Na população com SD há escassez de estudos em relação aos componentes 
somatotipológicos entre meninos e meninas. Esta lacuna levou o autor a 
analisar o somatotipo em crianças e adolescentes com a síndrome no 
município de Campinas, com a finalidade de fornecer subsídios para a 
compreensão dos componentes envolvidos no processo de crescimento físico
 dessa população. A técnica do somatotipo envolve 13 medidas 
antropométricas, incluindo peso, estatura, diâmetros biepicondilar do 
fêmur e úmero, perímetros da perna medial e braço, dobras cutâneas 
tricipital, bicipital, subescapular, suprailíaca, abdominal, coxa e 
perna.
Com base na 
literatura consultada, o autor se deparou como primeira indagação: por 
que ocorre a prevalência da obesidade nas pessoas com SD? Procurou as 
possíveis causas que estariam relacionadas a fatores genéticos, 
fisiológicos e ambientais. Levantou então alguns fatores que podem ser 
relacionados à SD e que contribuem para a obesidade. Entre eles, 
menciona a alteração do hormônio leptina e insulina, micronutriente 
zinco e taxa metabólica basal.
As
 pessoas com a síndrome têm aumentados os índices de leptina, 
responsável pelo controle do apetite, o que as leva a comer mais. Da 
resistência à insulina resulta maior acúmulo de gordura e diabetes. A 
deficiência de zinco dificulta o crescimento e, em consequência, a menor
 estatura determina maior propensão ao acúmulo de gordura. Como a 
maioria nasce com alterações cardiovasculares, as suas atividades 
físicas tendem a ser mais restritas. Em geral nascem também com falta de
 massa muscular e, em decorrência, apresentam taxa metabólica basal 
baixa, ou seja, gasto energético menor do que uma pessoa normal em 
repouso, o que leva ao automático acúmulo de gordura. A maioria 
apresenta hipotireoidismo, que contribui também para o seu aumento.
Na
 pesquisa, realizada com 50 crianças (6 a 12 anos) e adolescentes (13 a 
19 anos) – faixas etárias consagradas em estudos realizados sobre o 
comportamento da gordura corporal em jovens – junto à Apae de Campinas, 
Bertapelli se propôs a verificar qual a diferença entre meninos e 
meninas (crianças) e moças e rapazes (adolescentes); entre crianças e 
adolescentes; e entre sexos nos dois grupos. Um dado, não presente na 
literatura, particularmente despertou a atenção do pesquisador: a 
maioria dos meninos não apresentou obesidade.

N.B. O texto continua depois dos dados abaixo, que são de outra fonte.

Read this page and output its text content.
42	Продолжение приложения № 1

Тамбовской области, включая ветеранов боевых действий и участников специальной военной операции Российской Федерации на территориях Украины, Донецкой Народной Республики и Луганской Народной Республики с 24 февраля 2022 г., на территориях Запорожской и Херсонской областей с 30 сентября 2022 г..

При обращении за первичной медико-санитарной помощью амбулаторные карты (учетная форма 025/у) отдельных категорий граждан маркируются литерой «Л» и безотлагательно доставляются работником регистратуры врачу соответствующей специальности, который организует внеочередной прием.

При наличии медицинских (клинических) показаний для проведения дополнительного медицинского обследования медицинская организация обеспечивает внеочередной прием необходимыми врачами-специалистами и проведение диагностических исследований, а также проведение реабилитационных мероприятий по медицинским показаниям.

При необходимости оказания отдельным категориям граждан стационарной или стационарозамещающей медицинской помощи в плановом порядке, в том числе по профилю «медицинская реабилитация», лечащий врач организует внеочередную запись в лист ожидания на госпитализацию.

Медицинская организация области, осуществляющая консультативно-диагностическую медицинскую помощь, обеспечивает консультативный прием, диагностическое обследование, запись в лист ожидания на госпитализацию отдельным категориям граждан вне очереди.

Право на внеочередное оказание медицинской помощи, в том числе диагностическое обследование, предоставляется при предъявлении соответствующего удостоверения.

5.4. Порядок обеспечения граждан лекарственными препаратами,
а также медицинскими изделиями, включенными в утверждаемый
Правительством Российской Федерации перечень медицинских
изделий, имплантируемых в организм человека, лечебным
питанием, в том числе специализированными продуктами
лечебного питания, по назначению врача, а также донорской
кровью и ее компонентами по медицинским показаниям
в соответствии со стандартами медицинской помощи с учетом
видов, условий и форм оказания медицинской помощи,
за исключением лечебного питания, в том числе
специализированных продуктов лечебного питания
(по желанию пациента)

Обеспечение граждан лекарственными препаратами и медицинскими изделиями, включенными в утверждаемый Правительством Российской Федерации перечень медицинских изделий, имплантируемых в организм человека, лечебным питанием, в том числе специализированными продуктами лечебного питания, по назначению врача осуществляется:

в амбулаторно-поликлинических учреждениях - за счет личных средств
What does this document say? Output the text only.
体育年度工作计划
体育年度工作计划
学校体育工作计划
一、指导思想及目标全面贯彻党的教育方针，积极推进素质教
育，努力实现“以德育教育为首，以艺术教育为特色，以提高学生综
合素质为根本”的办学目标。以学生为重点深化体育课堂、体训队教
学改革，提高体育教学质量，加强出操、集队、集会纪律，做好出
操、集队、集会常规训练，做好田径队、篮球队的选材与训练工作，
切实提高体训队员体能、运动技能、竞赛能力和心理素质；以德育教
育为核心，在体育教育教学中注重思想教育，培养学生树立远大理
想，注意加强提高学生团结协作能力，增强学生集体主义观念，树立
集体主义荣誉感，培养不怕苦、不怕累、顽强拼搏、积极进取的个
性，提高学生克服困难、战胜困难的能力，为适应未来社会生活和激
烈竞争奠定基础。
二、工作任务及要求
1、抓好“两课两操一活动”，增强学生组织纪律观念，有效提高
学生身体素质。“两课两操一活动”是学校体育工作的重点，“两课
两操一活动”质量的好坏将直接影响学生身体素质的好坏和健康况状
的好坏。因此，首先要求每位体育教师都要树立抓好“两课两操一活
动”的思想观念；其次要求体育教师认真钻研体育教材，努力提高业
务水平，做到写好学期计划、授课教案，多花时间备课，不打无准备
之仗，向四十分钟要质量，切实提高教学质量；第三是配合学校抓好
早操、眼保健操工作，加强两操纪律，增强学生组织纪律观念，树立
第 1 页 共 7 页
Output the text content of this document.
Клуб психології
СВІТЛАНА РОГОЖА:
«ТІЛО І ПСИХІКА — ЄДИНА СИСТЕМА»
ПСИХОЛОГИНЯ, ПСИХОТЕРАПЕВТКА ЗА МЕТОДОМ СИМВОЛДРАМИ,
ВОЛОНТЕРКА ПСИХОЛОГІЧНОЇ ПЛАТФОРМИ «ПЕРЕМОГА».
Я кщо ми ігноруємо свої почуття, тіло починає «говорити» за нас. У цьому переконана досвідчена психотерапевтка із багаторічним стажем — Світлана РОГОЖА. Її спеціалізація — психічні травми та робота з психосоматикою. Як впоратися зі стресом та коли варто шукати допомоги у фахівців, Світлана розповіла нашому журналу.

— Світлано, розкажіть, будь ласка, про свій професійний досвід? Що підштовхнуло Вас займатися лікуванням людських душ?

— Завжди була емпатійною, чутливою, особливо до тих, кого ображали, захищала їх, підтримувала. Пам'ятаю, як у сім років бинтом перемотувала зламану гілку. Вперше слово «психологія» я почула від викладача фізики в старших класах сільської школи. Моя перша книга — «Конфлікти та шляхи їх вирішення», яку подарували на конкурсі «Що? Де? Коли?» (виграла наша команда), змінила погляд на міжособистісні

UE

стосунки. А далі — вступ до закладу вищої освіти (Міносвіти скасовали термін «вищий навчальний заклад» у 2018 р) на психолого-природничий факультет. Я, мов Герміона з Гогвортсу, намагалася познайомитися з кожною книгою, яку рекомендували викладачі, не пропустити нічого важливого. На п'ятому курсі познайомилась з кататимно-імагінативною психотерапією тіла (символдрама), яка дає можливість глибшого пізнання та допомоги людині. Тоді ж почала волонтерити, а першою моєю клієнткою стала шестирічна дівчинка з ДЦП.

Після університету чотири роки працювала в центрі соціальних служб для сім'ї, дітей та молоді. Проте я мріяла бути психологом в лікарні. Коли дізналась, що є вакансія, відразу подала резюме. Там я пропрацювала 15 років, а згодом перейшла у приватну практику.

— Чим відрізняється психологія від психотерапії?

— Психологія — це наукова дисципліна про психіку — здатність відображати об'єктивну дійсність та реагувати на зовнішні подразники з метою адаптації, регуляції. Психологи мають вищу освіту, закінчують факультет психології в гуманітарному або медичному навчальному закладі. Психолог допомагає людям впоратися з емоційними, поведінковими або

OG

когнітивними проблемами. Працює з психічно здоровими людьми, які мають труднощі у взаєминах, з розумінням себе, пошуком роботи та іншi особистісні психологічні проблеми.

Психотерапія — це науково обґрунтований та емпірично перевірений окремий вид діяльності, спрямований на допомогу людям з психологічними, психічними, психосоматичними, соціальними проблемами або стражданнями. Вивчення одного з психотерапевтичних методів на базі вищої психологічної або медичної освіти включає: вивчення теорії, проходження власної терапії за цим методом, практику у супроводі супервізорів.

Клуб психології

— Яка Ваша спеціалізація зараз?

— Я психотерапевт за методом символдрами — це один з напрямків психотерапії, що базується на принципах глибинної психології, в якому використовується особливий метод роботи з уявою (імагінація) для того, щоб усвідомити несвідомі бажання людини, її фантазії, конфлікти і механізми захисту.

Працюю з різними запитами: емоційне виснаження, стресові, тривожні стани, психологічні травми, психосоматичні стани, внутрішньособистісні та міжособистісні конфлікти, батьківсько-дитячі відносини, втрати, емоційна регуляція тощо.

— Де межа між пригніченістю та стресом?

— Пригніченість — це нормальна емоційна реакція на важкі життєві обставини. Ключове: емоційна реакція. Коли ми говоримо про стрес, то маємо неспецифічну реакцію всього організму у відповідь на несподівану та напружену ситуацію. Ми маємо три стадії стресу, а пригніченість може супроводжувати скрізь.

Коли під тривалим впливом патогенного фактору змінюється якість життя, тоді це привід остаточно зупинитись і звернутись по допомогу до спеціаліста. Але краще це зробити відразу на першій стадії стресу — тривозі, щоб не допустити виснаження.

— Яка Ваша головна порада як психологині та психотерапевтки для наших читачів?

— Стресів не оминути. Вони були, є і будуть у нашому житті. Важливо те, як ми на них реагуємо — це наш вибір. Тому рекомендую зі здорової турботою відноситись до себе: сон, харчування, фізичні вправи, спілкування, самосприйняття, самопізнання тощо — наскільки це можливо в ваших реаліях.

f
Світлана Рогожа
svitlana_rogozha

Pelo contrário, neles os 
resultados indicaram valores normais de gordura corporal, enquanto 
meninas, moças e rapazes, conforme esperado, apresentaram grau alarmante
 de obesidade. As razões dessa diferença nos meninos não constituiu 
objeto do seu estudo e precisam ser investigadas. Em relação ao 
somatotipo, os resultados foram coerentes aos de prevalência de 
obesidade: os meninos apresentaram predomínio da massa muscular 
(mesomorfos) e os demais grupos caracterizaram-se pelo excesso de 
gordura (endomorfos).
Em
 decorrência da revisão bibliográfica e dos dados colhidos junto ao 
universo pesquisado, o autor conclui que as pessoas com SD precisam de 
atividades físicas, mas reconhece que essa inserção não é fácil, porque 
existe carência de programas específicos para essa população. Ele 
destaca o papel da família, que embora em geral preocupada com os 
aspectos clínicos, muitas vezes não está conscientizada da existência de
 programas de esportes que, embora poucos, podem ser frequentados pelas 
pessoas com SD. Por sua vez, a reeducação alimentar pode ser facilitada 
através da intervenção de nutricionistas que levem a mudanças de hábitos
 alimentares não só da criança e do adolescente como da família, que em 
geral desconhece também que as pessoas com a síndrome tendem a comer 
mais, às vezes em decorrência do aumento do índice de leptina presente 
no organismo.
Ao 
considerar as razões que o moveram ao trabalho, Fabio Bertapelli 
manifesta a preocupação com a contribuição social, cada vez mais 
presente em jovens pesquisadores: "Com a pesquisa, pretendo 
principalmente contribuir para a sociedade que é carente de informação, 
preocupado simultaneamente em divulgar os resultados conseguidos de 
forma compreensível a não especialistas. Espero contribuir ainda para a 
evolução social e para o desenvolvimento científico do país com 
publicações de temas correlatos e ainda não devidamente esclarecidos."
No
 trabalho, o educador físico se propôs mais especificamente a avaliar a 
prevalência da obesidade na criança e no adolescente com SD e verificar 
que fatores levam à obesidade nessa população e ainda analisar alguns 
instrumentos utilizados na determinação da gordura corporal, como as 
técnicas do somatotipo e da composição corporal. Em decorrência do 
estudo, ele propõe relacionar essas variáveis ao crescimento, ao nível 
de atividade física, ao desempenho motor, aspectos ainda pouco 
estudados. 
■ Publicação
Disssertação: “Composição corporal e somatotipo em pessoas com síndrome de Down”
Autor: Fabio Bertapelli
Orientador: José Irineu Gorla
Unidade: Faculdade de Educação Física (FEF)
Autor: Fabio Bertapelli
Orientador: José Irineu Gorla
Unidade: Faculdade de Educação Física (FEF)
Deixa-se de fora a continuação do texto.